Solution: Training Sessions
Training sessions were conducted to help the end users understand the data model and how to utilise Power BI to meet their needs. This helped to bridge the gap between the technical solution and the end users, ensuring that the solution was effectively utilised.
Implementation
The project implementation was carried out with several key areas of focus:
- Establishing Code Repository in Azure DevOps: A code repository was established in Azure DevOps. This served as the central location for all code, ensuring easy access and management.
- Implementing Code Control Process: A code control process was implemented to ensure that all code was reviewed and approved before deployment. This helped maintain the quality and integrity of the code.
- Establishing Deployment Mechanism: A repeatable deployment process was defined to ensure consistency and quality. This process ensured that code was deployed in a controlled and predictable manner.
- Conducting Review Sessions with Stakeholders: Review sessions were conducted with stakeholders on a regular cadence, to ensure that the data model was aligned with business requirements. These sessions were used as a high value feedback loop, allowing for changes to be made iteratively, and evaluated early.
- Implementing Performance Improvements to the Presentation Layer: These improvements enhanced the user experience by making the application more responsive and efficient.
- User engagement sessions: As well as feedback sessions, out consultant also conducted user engagement sessions, to help the end users understand the data model and how to utilise Power BI to meet their needs.
Results and Evaluation
The project yielded several significant results:
- Timely Delivery: The solution was delivered within the originally agreed timeline. This demonstrated efficiency and adherence to project management best practices.
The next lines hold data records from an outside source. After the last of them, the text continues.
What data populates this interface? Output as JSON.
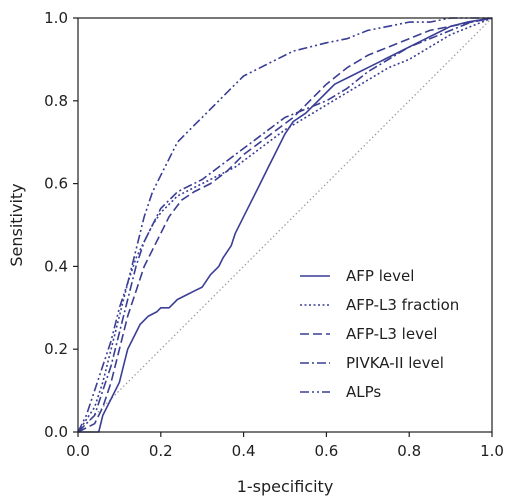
{
  "chart_data": {
    "type": "line",
    "title": "",
    "xlabel": "1-specificity",
    "ylabel": "Sensitivity",
    "xlim": [
      0,
      1
    ],
    "ylim": [
      0,
      1
    ],
    "xticks": [
      "0.0",
      "0.2",
      "0.4",
      "0.6",
      "0.8",
      "1.0"
    ],
    "yticks": [
      "0.0",
      "0.2",
      "0.4",
      "0.6",
      "0.8",
      "1.0"
    ],
    "grid": false,
    "legend_position": "bottom-right",
    "line_color": "#3a3f94",
    "reference_line": {
      "x": [
        0,
        1
      ],
      "y": [
        0,
        1
      ],
      "color": "#9a9a9a",
      "style": "dotted"
    },
    "series": [
      {
        "name": "AFP level",
        "style": "solid",
        "x": [
          0,
          0.05,
          0.06,
          0.08,
          0.1,
          0.11,
          0.12,
          0.14,
          0.15,
          0.17,
          0.19,
          0.2,
          0.22,
          0.24,
          0.26,
          0.28,
          0.3,
          0.32,
          0.34,
          0.35,
          0.37,
          0.38,
          0.4,
          0.42,
          0.44,
          0.46,
          0.48,
          0.5,
          0.52,
          0.55,
          0.58,
          0.6,
          0.62,
          0.66,
          0.7,
          0.74,
          0.78,
          0.82,
          0.86,
          0.9,
          0.94,
          1.0
        ],
        "y": [
          0,
          0,
          0.04,
          0.08,
          0.12,
          0.16,
          0.2,
          0.24,
          0.26,
          0.28,
          0.29,
          0.3,
          0.3,
          0.32,
          0.33,
          0.34,
          0.35,
          0.38,
          0.4,
          0.42,
          0.45,
          0.48,
          0.52,
          0.56,
          0.6,
          0.64,
          0.68,
          0.72,
          0.75,
          0.77,
          0.8,
          0.82,
          0.84,
          0.86,
          0.88,
          0.9,
          0.92,
          0.94,
          0.96,
          0.98,
          0.99,
          1.0
        ]
      },
      {
        "name": "AFP-L3 fraction",
        "style": "dotted",
        "x": [
          0,
          0.04,
          0.06,
          0.08,
          0.1,
          0.12,
          0.14,
          0.16,
          0.18,
          0.2,
          0.22,
          0.24,
          0.26,
          0.28,
          0.3,
          0.34,
          0.38,
          0.42,
          0.46,
          0.5,
          0.55,
          0.6,
          0.65,
          0.7,
          0.75,
          0.8,
          0.85,
          0.9,
          0.95,
          1.0
        ],
        "y": [
          0,
          0.06,
          0.12,
          0.2,
          0.28,
          0.36,
          0.42,
          0.46,
          0.5,
          0.53,
          0.55,
          0.57,
          0.58,
          0.59,
          0.6,
          0.62,
          0.64,
          0.67,
          0.7,
          0.73,
          0.76,
          0.79,
          0.82,
          0.85,
          0.88,
          0.9,
          0.93,
          0.96,
          0.98,
          1.0
        ]
      },
      {
        "name": "AFP-L3 level",
        "style": "dashed",
        "x": [
          0,
          0.04,
          0.06,
          0.08,
          0.1,
          0.12,
          0.14,
          0.16,
          0.18,
          0.2,
          0.22,
          0.25,
          0.28,
          0.32,
          0.36,
          0.4,
          0.44,
          0.48,
          0.52,
          0.56,
          0.6,
          0.65,
          0.7,
          0.75,
          0.8,
          0.85,
          0.9,
          0.95,
          1.0
        ],
        "y": [
          0,
          0.02,
          0.06,
          0.12,
          0.2,
          0.28,
          0.34,
          0.4,
          0.44,
          0.48,
          0.52,
          0.56,
          0.58,
          0.6,
          0.63,
          0.67,
          0.7,
          0.73,
          0.76,
          0.8,
          0.84,
          0.88,
          0.91,
          0.93,
          0.95,
          0.97,
          0.98,
          0.99,
          1.0
        ]
      },
      {
        "name": "PIVKA-II level",
        "style": "dashdot",
        "x": [
          0,
          0.04,
          0.06,
          0.08,
          0.1,
          0.12,
          0.14,
          0.16,
          0.18,
          0.2,
          0.22,
          0.24,
          0.26,
          0.28,
          0.3,
          0.34,
          0.38,
          0.42,
          0.46,
          0.5,
          0.55,
          0.6,
          0.65,
          0.7,
          0.75,
          0.8,
          0.85,
          0.9,
          0.95,
          1.0
        ],
        "y": [
          0,
          0.04,
          0.1,
          0.16,
          0.24,
          0.32,
          0.4,
          0.46,
          0.5,
          0.54,
          0.56,
          0.58,
          0.59,
          0.6,
          0.61,
          0.64,
          0.67,
          0.7,
          0.73,
          0.76,
          0.78,
          0.8,
          0.83,
          0.87,
          0.9,
          0.93,
          0.95,
          0.97,
          0.99,
          1.0
        ]
      },
      {
        "name": "ALPs",
        "style": "dashdotdot",
        "x": [
          0,
          0.02,
          0.04,
          0.06,
          0.08,
          0.1,
          0.12,
          0.14,
          0.16,
          0.18,
          0.2,
          0.22,
          0.24,
          0.26,
          0.28,
          0.3,
          0.32,
          0.34,
          0.36,
          0.38,
          0.4,
          0.44,
          0.48,
          0.52,
          0.56,
          0.6,
          0.65,
          0.7,
          0.75,
          0.8,
          0.85,
          0.9,
          1.0
        ],
        "y": [
          0,
          0.04,
          0.1,
          0.16,
          0.22,
          0.3,
          0.36,
          0.44,
          0.52,
          0.58,
          0.62,
          0.66,
          0.7,
          0.72,
          0.74,
          0.76,
          0.78,
          0.8,
          0.82,
          0.84,
          0.86,
          0.88,
          0.9,
          0.92,
          0.93,
          0.94,
          0.95,
          0.97,
          0.98,
          0.99,
          0.99,
          1.0,
          1.0
        ]
      }
    ]
  }
}
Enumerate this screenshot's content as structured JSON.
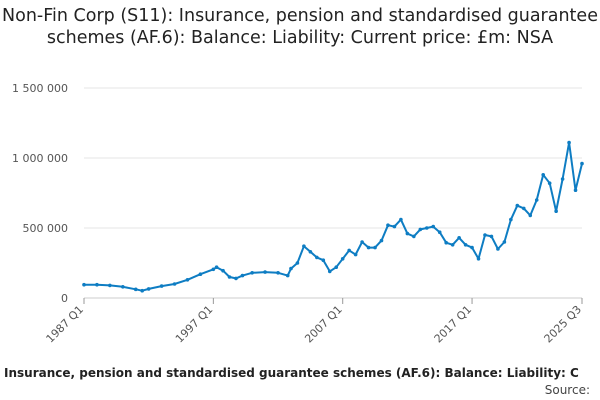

- Improved Performance: By optimising the ETL process, the data load process duration was reduced by 50%, allowing for quicker data availability and reruns.
- Positive Reception: The initial release of the solution was well received by stakeholders. This indicated that the solution met the expectations and requirements of the stakeholders.
- Faster Insights: The developed solution allowed quicker provision of information to drive activity, such as the planning of operations, and management of dangerous individuals
Future Prospects
The project had several future opportunities:
- Second phase underway: The second phase of the project involved transitioning to Azure Synapse Analytics as part of a wider enterprise wide data platform solution.
- Evolution of data model: With the data model established and in use, the business began to consider how to evolve the data model to increase data availability.
- Design for cross-team CI/CD processes: As demand grew and more teams were planning to become involved in development, the need to increase the robustness of code control and deployment processes was recognised. Designs were established for the progression of this area to ensure products can be managed effectively in the future.
Conclusion
Our consultant successfully established a robust Data Warehouse and Power BI reporting solution tailored to address serious crime within the force. Noteworthy accomplishments include implementing an industry-recognised code control process, aligning the data model with the underlying structure, fostering deeper stakeholder engagement, enhancing ETL performance, and elevating overall code quality. As a result, the force now benefits from streamlined data access, actionable insights, and improved decision-making capabilities.